Agora nesta crise do coronavirus vemos o quanto esse jogo político é irresponsável. Neste momento em que podemos responsabilizar Lula e Dilma por terem preferido estádios a hospitais, ou por terem preferido a manutenção do poder do Partido dos Trabalhadores através de corrupção política, também temos que ser coerentes e cobrar responsabilidade de Bolsonaro. Se há duas opções neste momento de pandemia, a aposta única possível é por salvar vidas. Negar fatos e a ciência, promover tumultos, dar mau exemplo e discursar em eventos contra a democracia brasileira não são compatíveis com os reais objetivos da luta contra a corrupção, da qual a Lava Jato foi um dos representantes.

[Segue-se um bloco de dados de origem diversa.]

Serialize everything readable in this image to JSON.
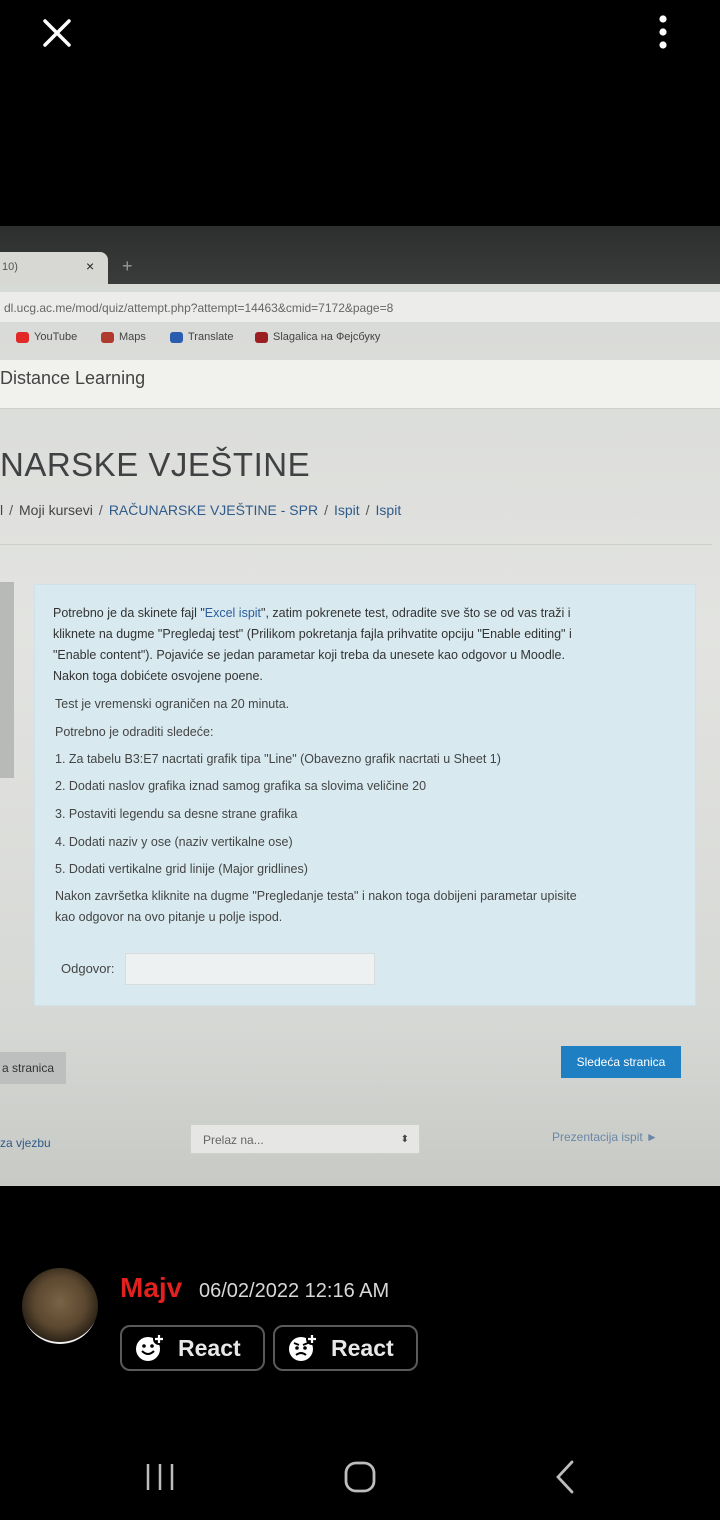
{
  "browser": {
    "tab_title": "10)",
    "tab_close": "×",
    "new_tab": "+",
    "url": "dl.ucg.ac.me/mod/quiz/attempt.php?attempt=14463&cmid=7172&page=8",
    "bookmarks": [
      {
        "label": "YouTube",
        "color": "#e12a26"
      },
      {
        "label": "Maps",
        "color": "#b03a2e"
      },
      {
        "label": "Translate",
        "color": "#2a5db0"
      },
      {
        "label": "Slagalica на Фејсбуку",
        "color": "#9b1f22"
      }
    ]
  },
  "page": {
    "site_name": "Distance Learning",
    "course_title": "NARSKE VJEŠTINE",
    "breadcrumb": [
      "l",
      "Moji kursevi",
      "RAČUNARSKE VJEŠTINE - SPR",
      "Ispit",
      "Ispit"
    ],
    "question": {
      "intro_before_link": "Potrebno je da skinete fajl \"",
      "intro_link": "Excel ispit",
      "intro_after_link": "\", zatim pokrenete test, odradite sve što se od vas traži i",
      "intro_line2": "kliknete na dugme \"Pregledaj test\" (Prilikom pokretanja fajla prihvatite opciju \"Enable editing\" i",
      "intro_line3": "\"Enable content\").  Pojaviće se jedan parametar koji treba da unesete kao odgovor u Moodle.",
      "intro_line4": "Nakon toga dobićete osvojene poene.",
      "time_limit": "Test je vremenski ograničen na 20 minuta.",
      "tasks_heading": "Potrebno je odraditi sledeće:",
      "tasks": [
        "1. Za tabelu B3:E7 nacrtati grafik tipa \"Line\" (Obavezno grafik nacrtati u Sheet 1)",
        "2. Dodati naslov grafika iznad samog grafika sa slovima veličine 20",
        "3. Postaviti legendu sa desne strane grafika",
        "4. Dodati naziv y ose (naziv vertikalne ose)",
        "5. Dodati vertikalne grid linije (Major gridlines)"
      ],
      "outro_line1": "Nakon završetka kliknite na dugme \"Pregledanje testa\" i nakon toga dobijeni parametar upisite",
      "outro_line2": "kao odgovor na ovo pitanje u polje ispod.",
      "answer_label": "Odgovor:",
      "answer_value": ""
    },
    "prev_button": "a stranica",
    "next_button": "Sledeća stranica",
    "prev_activity_link": "za vjezbu",
    "jump_placeholder": "Prelaz na...",
    "jump_arrow": "⬍",
    "next_activity_link": "Prezentacija ispit ►"
  },
  "message": {
    "username": "Majv",
    "timestamp": "06/02/2022 12:16 AM",
    "react_buttons": [
      "React",
      "React"
    ]
  },
  "colors": {
    "username": "#e0211f",
    "next_button": "#1e7fc3",
    "question_bg": "#d8eaf0"
  }
}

Basta de corrupção, basta de joguinhos políticos com sua criação artificial de inimigos e falsas polarizações, basta de incompetentes e irresponsáveis. Como chegar a um país melhor quando somos governados por exatamente aqueles que nos três poderes agem dessa forma? A resposta é difícil, mas o primeiro passo neste momento é contrariar Zenão e usar, cada um de nós, a palavra, em claro e bom tom, sem qualquer refreamento de nossa indignação, para que esta chegue ao ouvido de todos e os façam pensar.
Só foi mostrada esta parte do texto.